Positive steps may include:

  1. Factor in inflation. If a church is in a high-growth area but the budget hasn’t increased since 2000, the parish is losing both buying power and market share. Yeah, that would be St. Paul’s, Alexandria, VA.
  2. Make a collective decision to live within the church’s means. If a church cannot pay cash-and-carry, its vestry has tough questions that must be answered.
  3. Develop a zero-based budget. Far too many church budgets reflect the fact committees develop them. Thus, there’s a lot of, “Well, we’ve always funded ______________.” Learn to ask questions and establish priorities.
  4. Bring in outside resources. Particularly in light of the high percentage of older persons in many churches, it can be hard to see things with a clear eye. Nor is it fair to put clergy on the line in cases of severe conflict.
  5. Ask if the church is a narcissistic construct. Suppose the church has a million-dollar annual budget but spends only $30,000 on serving your community. In that case, the church is a religious club that is indulging its organizational desires and preferences. It is not a church.

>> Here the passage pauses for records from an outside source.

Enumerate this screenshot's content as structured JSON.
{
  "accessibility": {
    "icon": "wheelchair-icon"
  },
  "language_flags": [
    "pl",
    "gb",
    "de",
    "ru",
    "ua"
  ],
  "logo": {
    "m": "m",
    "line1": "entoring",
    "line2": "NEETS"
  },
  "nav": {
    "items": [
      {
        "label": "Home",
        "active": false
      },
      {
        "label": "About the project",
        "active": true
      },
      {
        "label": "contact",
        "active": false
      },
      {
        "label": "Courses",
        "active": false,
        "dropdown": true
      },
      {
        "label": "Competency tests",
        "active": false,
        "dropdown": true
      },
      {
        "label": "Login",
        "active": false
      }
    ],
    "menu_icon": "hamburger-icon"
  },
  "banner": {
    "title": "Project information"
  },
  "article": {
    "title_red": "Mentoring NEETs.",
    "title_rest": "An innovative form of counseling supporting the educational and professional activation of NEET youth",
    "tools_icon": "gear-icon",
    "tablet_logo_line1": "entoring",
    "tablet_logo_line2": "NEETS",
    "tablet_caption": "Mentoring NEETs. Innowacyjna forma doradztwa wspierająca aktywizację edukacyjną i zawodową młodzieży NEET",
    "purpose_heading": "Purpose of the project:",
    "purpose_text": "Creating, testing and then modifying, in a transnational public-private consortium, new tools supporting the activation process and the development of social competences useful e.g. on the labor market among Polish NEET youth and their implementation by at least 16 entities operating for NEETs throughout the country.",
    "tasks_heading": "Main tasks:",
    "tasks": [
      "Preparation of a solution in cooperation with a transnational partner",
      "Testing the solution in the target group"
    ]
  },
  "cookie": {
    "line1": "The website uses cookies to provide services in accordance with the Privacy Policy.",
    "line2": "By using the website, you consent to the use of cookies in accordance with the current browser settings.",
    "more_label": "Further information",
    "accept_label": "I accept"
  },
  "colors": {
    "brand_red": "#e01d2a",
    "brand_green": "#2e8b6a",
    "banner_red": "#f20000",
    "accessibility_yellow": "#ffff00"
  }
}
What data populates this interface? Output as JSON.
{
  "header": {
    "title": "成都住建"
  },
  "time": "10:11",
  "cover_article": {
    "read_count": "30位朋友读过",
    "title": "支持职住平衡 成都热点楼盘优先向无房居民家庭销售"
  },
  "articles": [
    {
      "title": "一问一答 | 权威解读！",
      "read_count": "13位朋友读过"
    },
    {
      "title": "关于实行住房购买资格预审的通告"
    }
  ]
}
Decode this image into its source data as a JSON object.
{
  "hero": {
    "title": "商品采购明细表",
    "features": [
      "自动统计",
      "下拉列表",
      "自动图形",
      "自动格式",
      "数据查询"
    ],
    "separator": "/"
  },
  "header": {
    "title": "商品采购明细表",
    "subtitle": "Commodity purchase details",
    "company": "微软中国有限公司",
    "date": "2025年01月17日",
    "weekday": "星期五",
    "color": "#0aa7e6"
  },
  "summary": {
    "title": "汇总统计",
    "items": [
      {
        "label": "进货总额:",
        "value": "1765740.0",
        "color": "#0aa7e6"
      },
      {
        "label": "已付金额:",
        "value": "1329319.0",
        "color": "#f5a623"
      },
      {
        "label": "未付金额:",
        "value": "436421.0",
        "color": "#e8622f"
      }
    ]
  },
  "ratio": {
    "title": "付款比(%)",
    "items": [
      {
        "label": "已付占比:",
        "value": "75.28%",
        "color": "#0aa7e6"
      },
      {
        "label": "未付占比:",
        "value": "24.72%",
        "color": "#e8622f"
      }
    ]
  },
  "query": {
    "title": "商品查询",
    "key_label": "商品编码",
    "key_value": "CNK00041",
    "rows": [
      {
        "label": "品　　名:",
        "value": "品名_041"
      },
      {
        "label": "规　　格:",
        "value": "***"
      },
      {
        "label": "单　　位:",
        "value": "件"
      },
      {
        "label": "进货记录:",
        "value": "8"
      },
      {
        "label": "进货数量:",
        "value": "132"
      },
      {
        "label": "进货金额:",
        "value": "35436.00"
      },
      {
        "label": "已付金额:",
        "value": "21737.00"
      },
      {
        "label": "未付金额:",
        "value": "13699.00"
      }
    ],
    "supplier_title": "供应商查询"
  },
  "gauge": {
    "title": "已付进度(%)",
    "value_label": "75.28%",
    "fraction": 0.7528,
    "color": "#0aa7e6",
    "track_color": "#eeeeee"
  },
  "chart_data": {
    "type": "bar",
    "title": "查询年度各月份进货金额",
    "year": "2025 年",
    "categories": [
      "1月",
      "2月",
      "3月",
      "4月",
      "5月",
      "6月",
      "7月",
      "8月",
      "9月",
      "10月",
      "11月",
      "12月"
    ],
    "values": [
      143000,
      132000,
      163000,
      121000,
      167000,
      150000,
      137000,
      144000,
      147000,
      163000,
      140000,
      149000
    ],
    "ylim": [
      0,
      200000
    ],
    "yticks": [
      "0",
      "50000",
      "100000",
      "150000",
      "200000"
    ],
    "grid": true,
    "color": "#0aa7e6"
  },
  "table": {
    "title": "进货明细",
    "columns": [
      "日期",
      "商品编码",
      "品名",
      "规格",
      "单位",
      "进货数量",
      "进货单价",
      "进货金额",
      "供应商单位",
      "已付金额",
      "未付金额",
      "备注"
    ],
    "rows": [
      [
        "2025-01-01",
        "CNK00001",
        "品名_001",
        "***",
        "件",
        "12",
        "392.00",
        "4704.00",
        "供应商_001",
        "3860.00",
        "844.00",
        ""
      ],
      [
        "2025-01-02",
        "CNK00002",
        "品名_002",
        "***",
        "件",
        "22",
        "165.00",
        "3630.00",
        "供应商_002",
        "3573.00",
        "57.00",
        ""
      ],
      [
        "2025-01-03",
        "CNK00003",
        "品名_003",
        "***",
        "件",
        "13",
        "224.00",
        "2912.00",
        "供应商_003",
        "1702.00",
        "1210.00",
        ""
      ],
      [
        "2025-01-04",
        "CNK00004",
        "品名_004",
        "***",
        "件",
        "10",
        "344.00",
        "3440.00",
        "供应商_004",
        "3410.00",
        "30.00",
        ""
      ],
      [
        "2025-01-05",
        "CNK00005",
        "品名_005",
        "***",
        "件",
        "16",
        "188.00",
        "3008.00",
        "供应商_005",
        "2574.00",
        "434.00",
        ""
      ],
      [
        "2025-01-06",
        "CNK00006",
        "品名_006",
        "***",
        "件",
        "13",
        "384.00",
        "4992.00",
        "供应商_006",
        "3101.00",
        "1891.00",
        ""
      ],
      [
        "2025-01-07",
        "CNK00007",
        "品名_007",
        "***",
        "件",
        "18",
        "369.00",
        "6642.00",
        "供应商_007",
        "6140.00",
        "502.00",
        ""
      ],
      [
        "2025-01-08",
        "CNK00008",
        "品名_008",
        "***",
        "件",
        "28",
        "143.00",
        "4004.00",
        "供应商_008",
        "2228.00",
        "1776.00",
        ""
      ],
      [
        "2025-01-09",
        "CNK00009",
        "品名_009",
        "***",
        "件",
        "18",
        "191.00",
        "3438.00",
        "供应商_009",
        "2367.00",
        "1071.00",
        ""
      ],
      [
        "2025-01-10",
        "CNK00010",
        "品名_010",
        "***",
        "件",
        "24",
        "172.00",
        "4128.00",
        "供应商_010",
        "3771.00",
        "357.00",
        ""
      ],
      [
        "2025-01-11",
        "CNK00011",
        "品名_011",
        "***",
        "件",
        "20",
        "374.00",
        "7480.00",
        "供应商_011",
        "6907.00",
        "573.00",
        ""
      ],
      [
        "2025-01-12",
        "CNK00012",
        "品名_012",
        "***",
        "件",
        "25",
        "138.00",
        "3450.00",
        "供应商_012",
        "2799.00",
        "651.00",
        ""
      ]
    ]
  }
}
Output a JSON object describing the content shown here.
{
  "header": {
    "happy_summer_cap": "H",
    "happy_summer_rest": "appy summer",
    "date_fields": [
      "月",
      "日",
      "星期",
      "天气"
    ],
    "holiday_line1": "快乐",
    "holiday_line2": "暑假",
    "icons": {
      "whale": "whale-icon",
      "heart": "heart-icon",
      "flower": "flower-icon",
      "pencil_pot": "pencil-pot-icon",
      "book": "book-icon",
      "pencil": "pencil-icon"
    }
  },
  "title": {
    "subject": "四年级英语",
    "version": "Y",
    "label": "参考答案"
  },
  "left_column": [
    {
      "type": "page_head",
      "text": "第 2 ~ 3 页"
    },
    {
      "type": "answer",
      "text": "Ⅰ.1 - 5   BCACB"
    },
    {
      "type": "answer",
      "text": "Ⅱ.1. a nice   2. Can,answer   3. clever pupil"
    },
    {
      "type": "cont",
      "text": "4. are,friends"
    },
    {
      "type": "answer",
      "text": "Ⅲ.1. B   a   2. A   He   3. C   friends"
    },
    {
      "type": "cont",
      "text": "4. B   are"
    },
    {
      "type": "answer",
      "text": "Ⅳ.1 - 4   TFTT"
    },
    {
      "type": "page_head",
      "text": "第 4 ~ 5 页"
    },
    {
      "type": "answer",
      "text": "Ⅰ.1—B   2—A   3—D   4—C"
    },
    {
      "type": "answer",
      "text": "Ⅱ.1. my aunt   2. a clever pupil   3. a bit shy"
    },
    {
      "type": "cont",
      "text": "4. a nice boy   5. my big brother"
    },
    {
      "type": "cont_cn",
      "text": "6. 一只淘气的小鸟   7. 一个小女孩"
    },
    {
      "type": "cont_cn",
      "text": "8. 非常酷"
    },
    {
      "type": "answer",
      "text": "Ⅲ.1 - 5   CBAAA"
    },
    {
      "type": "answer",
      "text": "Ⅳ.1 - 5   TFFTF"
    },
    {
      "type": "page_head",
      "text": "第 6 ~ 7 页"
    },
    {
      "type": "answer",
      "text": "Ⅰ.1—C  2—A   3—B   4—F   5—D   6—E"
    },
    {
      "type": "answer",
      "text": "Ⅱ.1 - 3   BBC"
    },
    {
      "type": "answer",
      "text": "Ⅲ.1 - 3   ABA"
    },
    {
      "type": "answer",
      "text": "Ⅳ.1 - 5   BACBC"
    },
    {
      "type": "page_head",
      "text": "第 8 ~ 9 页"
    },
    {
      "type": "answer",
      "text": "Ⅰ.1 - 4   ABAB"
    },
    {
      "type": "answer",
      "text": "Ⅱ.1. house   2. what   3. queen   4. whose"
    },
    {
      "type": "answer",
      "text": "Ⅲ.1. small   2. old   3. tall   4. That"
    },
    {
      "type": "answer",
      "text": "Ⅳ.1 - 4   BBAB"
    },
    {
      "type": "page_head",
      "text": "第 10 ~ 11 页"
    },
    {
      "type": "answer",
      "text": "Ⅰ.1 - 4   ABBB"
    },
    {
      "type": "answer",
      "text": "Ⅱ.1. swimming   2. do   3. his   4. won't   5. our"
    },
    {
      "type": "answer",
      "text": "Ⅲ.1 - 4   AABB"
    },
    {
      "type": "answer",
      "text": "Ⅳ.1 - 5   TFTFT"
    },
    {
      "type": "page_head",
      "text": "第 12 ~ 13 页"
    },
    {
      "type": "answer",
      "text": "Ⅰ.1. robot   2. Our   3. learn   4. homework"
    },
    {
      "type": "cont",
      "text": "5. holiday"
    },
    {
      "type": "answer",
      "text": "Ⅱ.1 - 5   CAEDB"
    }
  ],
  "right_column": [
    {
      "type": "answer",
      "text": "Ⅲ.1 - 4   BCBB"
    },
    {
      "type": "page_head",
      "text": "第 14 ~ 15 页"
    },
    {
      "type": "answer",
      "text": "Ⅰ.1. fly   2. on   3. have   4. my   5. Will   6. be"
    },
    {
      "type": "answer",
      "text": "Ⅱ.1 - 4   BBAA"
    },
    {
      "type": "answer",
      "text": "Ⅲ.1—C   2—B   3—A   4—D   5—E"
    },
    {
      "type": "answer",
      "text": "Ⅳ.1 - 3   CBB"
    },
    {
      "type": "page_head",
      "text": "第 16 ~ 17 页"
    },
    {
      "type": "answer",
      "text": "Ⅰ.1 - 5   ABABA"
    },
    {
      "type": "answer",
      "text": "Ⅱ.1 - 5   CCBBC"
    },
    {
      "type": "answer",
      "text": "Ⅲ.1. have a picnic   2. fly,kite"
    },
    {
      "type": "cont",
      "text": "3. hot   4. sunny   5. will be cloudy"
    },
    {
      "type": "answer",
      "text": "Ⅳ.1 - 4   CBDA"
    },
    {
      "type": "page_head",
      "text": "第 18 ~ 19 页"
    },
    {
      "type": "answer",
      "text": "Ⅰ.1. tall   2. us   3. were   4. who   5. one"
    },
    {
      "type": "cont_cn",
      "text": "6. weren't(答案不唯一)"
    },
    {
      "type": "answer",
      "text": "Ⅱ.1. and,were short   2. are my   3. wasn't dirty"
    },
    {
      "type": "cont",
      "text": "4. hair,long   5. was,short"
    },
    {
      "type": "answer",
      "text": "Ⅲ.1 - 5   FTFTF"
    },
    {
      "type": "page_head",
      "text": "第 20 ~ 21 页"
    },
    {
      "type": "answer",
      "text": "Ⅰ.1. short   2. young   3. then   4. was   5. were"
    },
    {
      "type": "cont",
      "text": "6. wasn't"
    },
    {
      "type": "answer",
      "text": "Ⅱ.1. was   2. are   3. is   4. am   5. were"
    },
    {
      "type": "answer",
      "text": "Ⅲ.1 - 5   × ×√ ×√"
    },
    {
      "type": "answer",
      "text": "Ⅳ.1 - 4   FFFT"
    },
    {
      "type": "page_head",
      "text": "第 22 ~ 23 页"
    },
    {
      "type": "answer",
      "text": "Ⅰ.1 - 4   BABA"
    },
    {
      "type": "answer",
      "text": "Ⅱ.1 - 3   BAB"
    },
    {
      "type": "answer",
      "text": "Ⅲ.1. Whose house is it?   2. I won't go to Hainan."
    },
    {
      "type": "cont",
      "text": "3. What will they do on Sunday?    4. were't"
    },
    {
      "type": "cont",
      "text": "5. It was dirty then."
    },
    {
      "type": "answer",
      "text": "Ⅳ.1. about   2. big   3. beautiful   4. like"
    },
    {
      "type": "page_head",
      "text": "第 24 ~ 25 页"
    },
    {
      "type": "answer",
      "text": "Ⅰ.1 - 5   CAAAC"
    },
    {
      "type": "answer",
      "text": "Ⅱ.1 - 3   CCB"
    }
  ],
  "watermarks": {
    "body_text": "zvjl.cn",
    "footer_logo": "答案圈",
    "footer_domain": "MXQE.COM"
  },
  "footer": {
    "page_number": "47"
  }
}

  6. Fix past wrongs. If the church’s response is, “That happened long ago,” it’s got a severe ethical gap. Sin is sin and needs to be fixed, whether it happened a year ago or 100 years ago.
  7. Ask the tough questions. In situations like rector Dan McClain at St. Paul’s Dayton or the hot mess of Bill Allport in Englewood, NJ, parishioners cannot ignore toxic clergy.
  8. Most importantly, look at root causes. If folks see their churches as little slices of stained glass paradise, but the pews are empty and the money is drying up, there is a reason. Find out why. In other words, a church where revenue is declining is living in a fool’s paradise if the only question asked is, “How do we get people to increase their pledges?” And to be blunt, churches that ignore clergy misconduct, like St. Paul’s, Dayton, deserve to be shuttered. Same goes for churches that pay their operating expenses from their savings.

It’s time for churches of every ilk to get their acts together. If this does not happen, many will close within the next ten years.